The key ingredients to successful technologies are:
(1) You can do something obviously cool or useful with it.
(2) It's quick and easy to learn and use.
And that's it. This is why so many successful things are made by idiots. Look at HTML. It was made by Tim Burners Lee back when he knew very little. But 12 year olds were picking it up and making cool (at the time) web pages. Now he know so much more and has tons of backing from heavy weight organizations and money but cannot seem to even force the success of the Semantic Web. It's hard to learn and hard to work with even when you learn it. Furthermore, it's not obvious to most what cool or useful things you can do with it. Proponents keep saying it'll mature and will be easier when tools and libraries are available to make it easier... That misses the point. Even the tools mostly suck and are buggy because the basic tech. is a pain in the ass to work with. There are philosophical visionaries galore but no substantial progress beyond what grants and job requirements force people to do... and there won't be.
Matthew
Re:With shared hosting (Score:5, Insightful)

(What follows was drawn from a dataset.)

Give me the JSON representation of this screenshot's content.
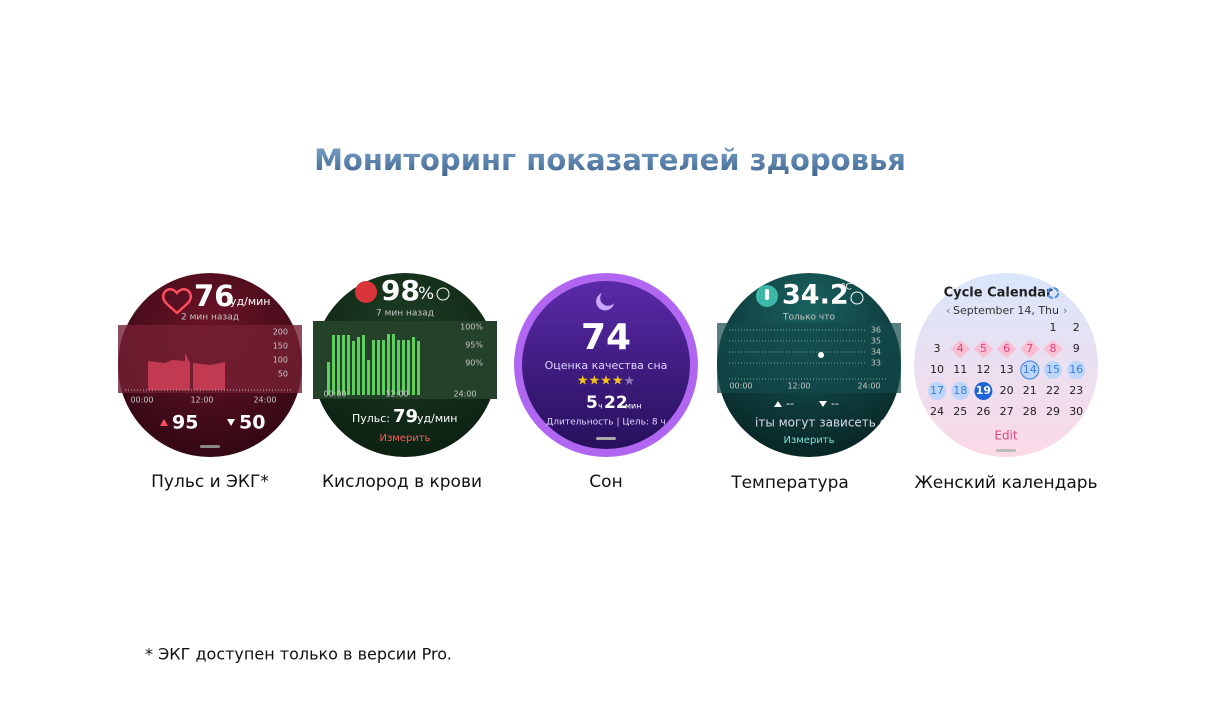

Re:Video (Score:5, Insightful)
The simplest way to say it is that MySQL is really more of a data store than a database. You can store stuff in it, and it'll get the data back reasonably efficiently, but in terms of actually operating as a proper compliant database for critical information it just isn't designed that way. It works great for storing the back end for your web server, but if you wanted to store complex data in it and needed it to be 100% accurate, transactional, and reliable, the product just doesn't fit the bill. For all that it's got a paid "enteprise" edition, it's really more in the space of something like SQLite or SQL CE than it is in the space of Oracle, and again it's not an issue of whether it can scale or whether it's buggy, it just simply isn't designed to be compliant to the required level. That's largely the reason it works so well as a LAMP back end and is so easy to administer, but it just isn't fit for purpose for much more.